A few monographs have appeared on the subject, and a number of technical essays in archaeological journals, but I have chosen here to reproduce two contributions that look at the problem of siege warfare, rather than the material evidence for fortifications as such, through the eyes of Byzantine texts.40 And finally, Part VII, deals again with a relatively under-discussed subject, namely the role of spies, on the one hand and - because the two were often assumed to overlap, and certainly did so on many occasions - prisoners-of-war. Byzantine attitudes to prisoners-ofwar varied very much according to context, as we might expect, and pragmatism founded on a broadly philanthropic approach to captives was the norm.
In theory prisoners were to be treated honourably, although in practice this depended very much on the exigencies of the moment. Prisoners were regularly exchanged with both Balkan and eastern enemy powers, yet massacres of prisoners were also not unusual, sometimes intended as an especially pointed warning or threat to an enemy, sometimes because of circumstances - the need to move quickly and to avoid burdening one’s own forces with additional mouths to feed, for example.41 Prisoners also played a role in ceremonial, of course, representing a tangible symbol of imperial victory and enemy defeat - Simeonova (Chapter 25). Spies represented, in contrast, a more complicated issue.

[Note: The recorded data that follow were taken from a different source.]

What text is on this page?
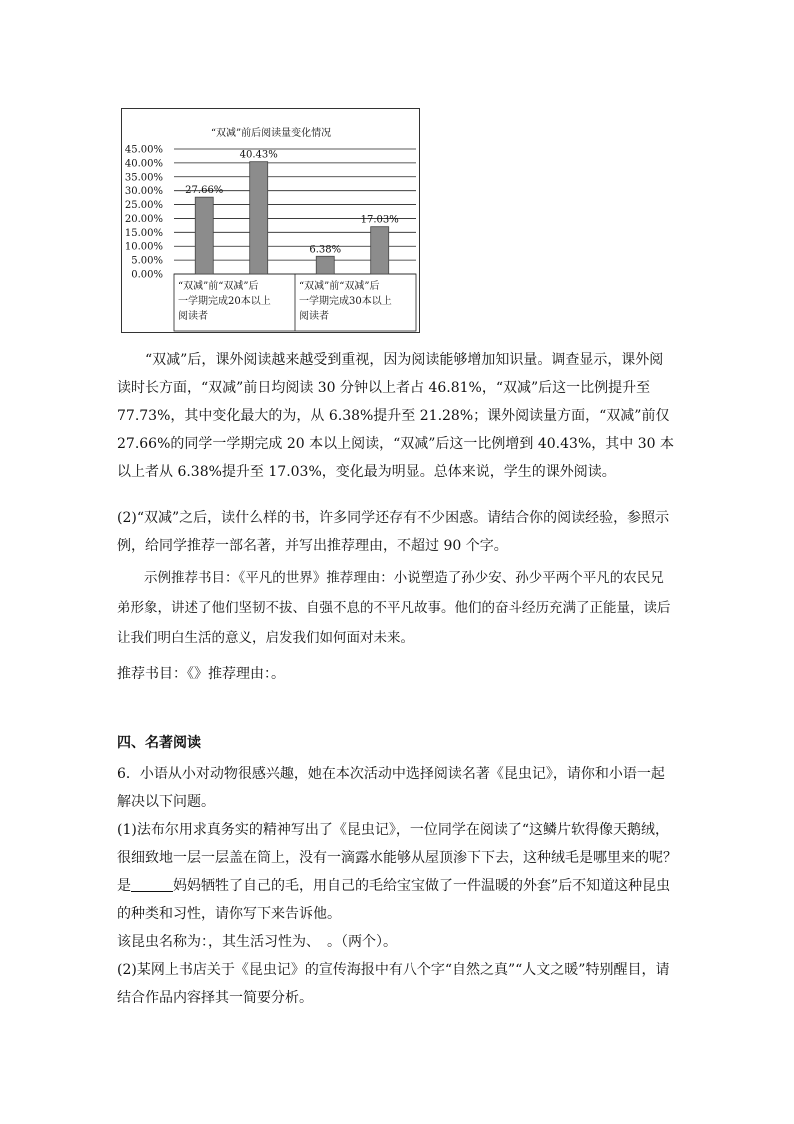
“双减”前后阅读量变化情况
45.00%
40.00%
35.00%
30.00%
25.00%
20.00%
15.00%
10.00%
5.00%
0.00%
“双减”前“双减”后
一学期完成20本以上
阅读者
27.66%
40.43%
“双减”前“双减”后
一学期完成30本以上
阅读者
6.38%
17.03%

“双减”后，课外阅读越来越受到重视，因为阅读能够增加知识量。调查显示，课外阅读时长方面，“双减”前日均阅读 30 分钟以上者占 46.81%，“双减”后这一比例提升至 77.73%，其中变化最大的为，从 6.38%提升至 21.28%；课外阅读量方面，“双减”前仅 27.66%的同学一学期完成 20 本以上阅读，“双减”后这一比例增到 40.43%，其中 30 本以上者从 6.38%提升至 17.03%，变化最为明显。总体来说，学生的课外阅读。

(2)“双减”之后，读什么样的书，许多同学还存有不少困惑。请结合你的阅读经验，参照示例，给同学推荐一部名著，并写出推荐理由，不超过 90 个字。

示例推荐书目：《平凡的世界》推荐理由：小说塑造了孙少安、孙少平两个平凡的农民兄弟形象，讲述了他们坚韧不拔、自强不息的不平凡故事。他们的奋斗经历充满了正能量，读后让我们明白生活的意义，启发我们如何面对未来。

推荐书目：《》推荐理由：。

四、名著阅读

6．小语从小对动物很感兴趣，她在本次活动中选择阅读名著《昆虫记》，请你和小语一起解决以下问题。

(1)法布尔用求真务实的精神写出了《昆虫记》，一位同学在阅读了“这鳞片软得像天鹅绒，很细致地一层一层盖在筒上，没有一滴露水能够从屋顶渗下下去，这种绒毛是哪里来的呢？是	妈妈牺牲了自己的毛，用自己的毛给宝宝做了一件温暖的外套”后不知道这种昆虫的种类和习性，请你写下来告诉他。

该昆虫名称为：，其生活习性为、　。（两个）。

(2)某网上书店关于《昆虫记》的宣传海报中有八个字“自然之真”“人文之暖”特别醒目，请结合作品内容择其一简要分析。
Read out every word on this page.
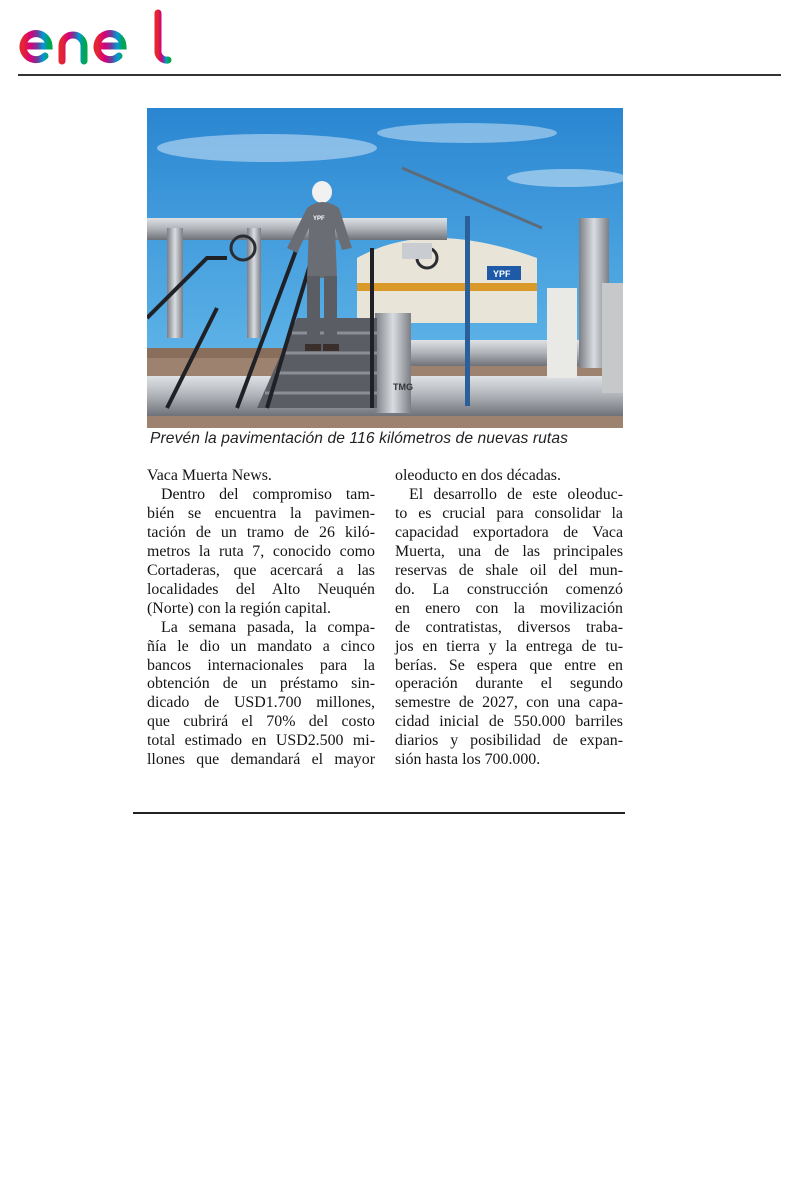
enel
YPF
TMG
YPF
Prevén la pavimentación de 116 kilómetros de nuevas rutas
Vaca Muerta News.
Dentro del compromiso tam-
bién se encuentra la pavimen-
tación de un tramo de 26 kiló-
metros la ruta 7, conocido como
Cortaderas, que acercará a las
localidades del Alto Neuquén
(Norte) con la región capital.
La semana pasada, la compa-
ñía le dio un mandato a cinco
bancos internacionales para la
obtención de un préstamo sin-
dicado de USD1.700 millones,
que cubrirá el 70% del costo
total estimado en USD2.500 mi-
llones que demandará el mayor
oleoducto en dos décadas.
El desarrollo de este oleoduc-
to es crucial para consolidar la
capacidad exportadora de Vaca
Muerta, una de las principales
reservas de shale oil del mun-
do. La construcción comenzó
en enero con la movilización
de contratistas, diversos traba-
jos en tierra y la entrega de tu-
berías. Se espera que entre en
operación durante el segundo
semestre de 2027, con una capa-
cidad inicial de 550.000 barriles
diarios y posibilidad de expan-
sión hasta los 700.000.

Byzantine military treatises speak of spies as a regular, usual and entirely necessary aspect of warmaking, but were also keenly aware of the dangers of spies in one’s own camp - whether traitors, or prisoners who had deliberately surrendered in order to gather intelligence, or passing merchants. While the information to be gleaned from the sources is not particularly full, enough evidence can be extracted to give some idea of how spies were employed and how they were regarded and treated at certain periods - Koutrakou (Chapter 24).42
Byzantium made war against its enemies over a period of some 700 years, from the seventh to the fourteenth and fifteenth centuries. In this sense, we might also assert that war made Byzantium what it was. The essays collected in this volume represent work over the last twenty five or so years on many of the key aspects of Byzantine warfare, and will offer the reader a way into some of the most important areas of the study of Byzantium. The study of the Byzantine military, of warfare and of organising for war, in all their complexity, can only be properly understood in the context of Byzantine culture, society and economy as a whole, and it is hoped that the essays that follow will provide the reader with an adequate introduction.